Heroes of Philanthropy 2019: Azim Premji is Asia's biggest giver

The list honours individuals tackling a diverse set of issues across the Asia-Pacific, and includes Jack Ma, Kiran Mazumdar-Shaw and Atul Nishar

Published: Jan 18, 2020 08:51:45 AM IST
Updated: Jan 18, 2020 10:16:40 AM IST

alt1From left: Bill Gates, Azim Premji, Melinda Gates and Warren Buffett in 2011
Image: Qamar Sibtain / The India Today Group via Getty
Azim Premji made history in 2019 as Asia’s most generous philanthropist by donating $7.6 billion worth of Wipro shares to his education-centred foundation, raising his total lifetime giving to $21 billion. Established in 2000, his eponymous foundation now works with more than 200,000 public schools across India to train teachers and provide better curriculums, among other initiatives. “A role model for all of us. I wish more people would follow his example,” says Anu Aga (a 2010 honouree). 

Premji is one of the 30 outstanding altruists we’ve chosen for our 13th annual Heroes of Philanthropy list which honours billionaires, entrepreneurs and celebrities across the region who are committed to solving some of the most pressing issues facing the Asia-Pacific.

2019’s members are devoted to a range of endeavours. Among them: Angel Locsin, one of the Philippines’ most famous actors, supports causes aiding victims of violence, natural disasters and the conflict in Mindanao. Australian billionaire Judith Neilson, set up an institute to support independent journalism. And then there’s Jack Ma from China, who recently received the Malcolm S Forbes Lifetime Achievement Award after stepping down as chairman of Alibaba to devote more time to philanthropy. Other honourees are working to protect wildlife, improve access to health care and aid the elderly.
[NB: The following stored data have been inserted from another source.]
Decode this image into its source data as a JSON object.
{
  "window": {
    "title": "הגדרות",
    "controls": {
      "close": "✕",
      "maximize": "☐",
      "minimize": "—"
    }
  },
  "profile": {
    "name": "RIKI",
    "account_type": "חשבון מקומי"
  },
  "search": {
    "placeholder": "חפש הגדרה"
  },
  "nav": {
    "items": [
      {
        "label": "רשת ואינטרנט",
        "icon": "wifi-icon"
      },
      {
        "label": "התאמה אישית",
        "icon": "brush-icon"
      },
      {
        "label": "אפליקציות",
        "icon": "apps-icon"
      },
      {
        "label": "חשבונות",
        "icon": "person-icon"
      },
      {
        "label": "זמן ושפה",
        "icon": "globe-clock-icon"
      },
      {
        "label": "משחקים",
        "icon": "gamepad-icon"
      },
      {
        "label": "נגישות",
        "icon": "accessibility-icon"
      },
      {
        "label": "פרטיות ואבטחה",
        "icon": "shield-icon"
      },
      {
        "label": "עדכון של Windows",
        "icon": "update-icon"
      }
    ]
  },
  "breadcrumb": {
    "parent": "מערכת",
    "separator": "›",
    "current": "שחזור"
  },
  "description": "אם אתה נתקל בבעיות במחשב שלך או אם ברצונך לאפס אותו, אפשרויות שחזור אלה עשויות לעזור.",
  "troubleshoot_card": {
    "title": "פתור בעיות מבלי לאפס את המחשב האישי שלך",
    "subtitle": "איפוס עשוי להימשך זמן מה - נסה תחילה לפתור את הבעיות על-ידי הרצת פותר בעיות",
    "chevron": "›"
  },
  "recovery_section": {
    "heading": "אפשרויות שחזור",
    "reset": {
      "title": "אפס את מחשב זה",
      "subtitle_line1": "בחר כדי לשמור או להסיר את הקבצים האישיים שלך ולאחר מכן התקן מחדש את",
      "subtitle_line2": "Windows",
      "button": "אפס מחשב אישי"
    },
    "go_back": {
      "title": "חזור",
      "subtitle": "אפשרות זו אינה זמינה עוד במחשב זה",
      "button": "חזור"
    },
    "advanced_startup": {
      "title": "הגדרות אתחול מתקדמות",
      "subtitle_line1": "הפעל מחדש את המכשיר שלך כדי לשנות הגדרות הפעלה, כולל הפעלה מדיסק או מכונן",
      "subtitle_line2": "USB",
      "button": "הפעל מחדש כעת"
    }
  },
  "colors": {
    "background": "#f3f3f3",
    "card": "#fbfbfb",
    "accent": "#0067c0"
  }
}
To choose these honourees, we sifted through dozens of candidates, reviewing their monetary contributions, the depth of their involvement and the reach of their philanthropic efforts. Our aim is to highlight those giving their own money, not their company’s (unless they are the majority owners of a privately-held firm). We also don’t include those who are full-time fundraisers or foundation heads, unless they’ve personally given the bulk of funds to start a charitable organisation. All are citizens of countries or territories in the Asia-Pacific or have long resided in the region. The focus is on individuals who provide the capital and are personally committed to achieving a long-term vision. As always, we have focussed on new names, unless there was a significant development in a previous honouree’s philanthropy that justified relisting them. The final selection is unranked—all are considered equally honoured on this list.